With a yelp, the fox leaped aside, dropping the squirming hand at my feet.

Its fur tickled—

I noticed only when my arm slid from the beast’s back that I’d fainted. The fox had carried me back to the house. I did not remember crawling into bed, but I found myself cowering in the farthest corner, huddled in blankets that did nothing to thaw the ice in my bones.

I wept with quiet horror as I stared from the window.

The fox vanished between the birches and returned, a minute later, with a half-dead woman on its back. It carried her past the withered garden, out of sight.

Trapped in the claws of terror, I retched until I was faint. What lurked out there in the forest? What else might come for me in the night?

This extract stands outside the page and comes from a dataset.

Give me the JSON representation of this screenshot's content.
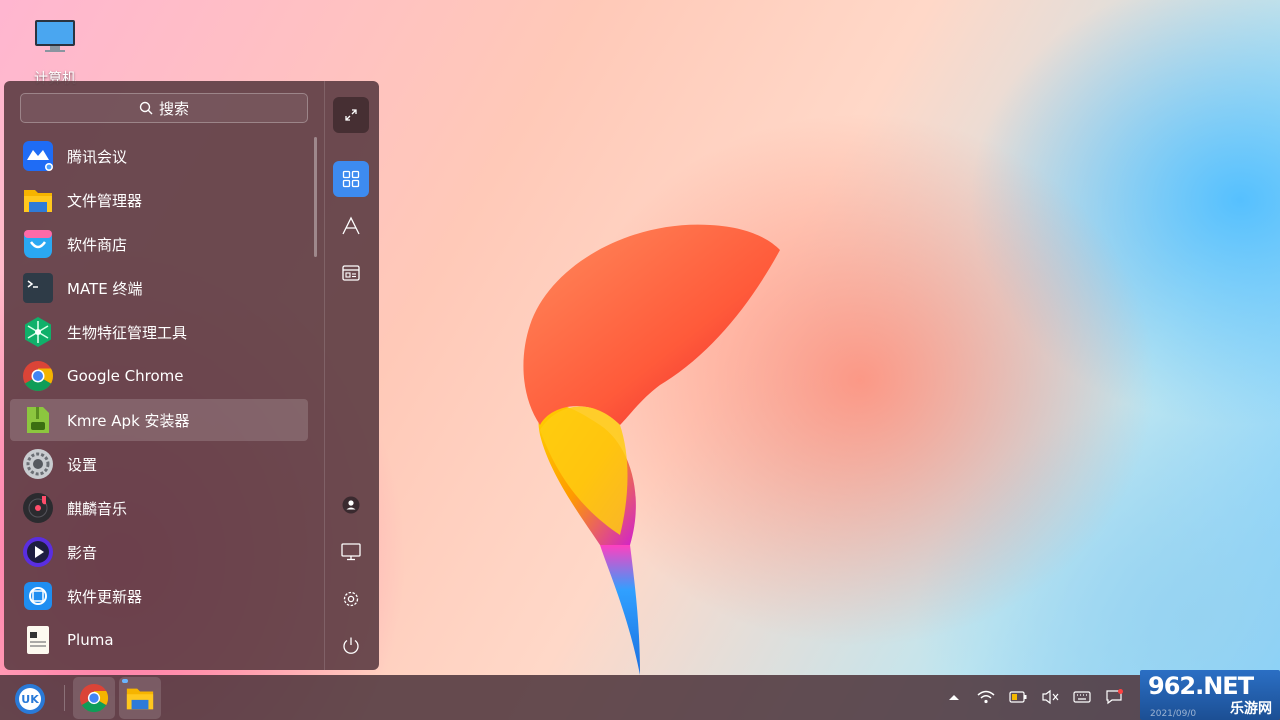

I sobbed with relief when a flash of copper-red stirred the lowest branch of the fir. The fox settled down in the snow. It spared me only a glance, as if to ensure I was still there, before its gaze wandered to the edge of the forest—where the limbs and heads of hounds lay scattered in the snow.

What if someone stumbled across the slaughter? What if they traced the tracks I’d left in the snow? What if Almira came again and found her garden veined with cursed—

A dark slumber swallowed me before I had finished the thought.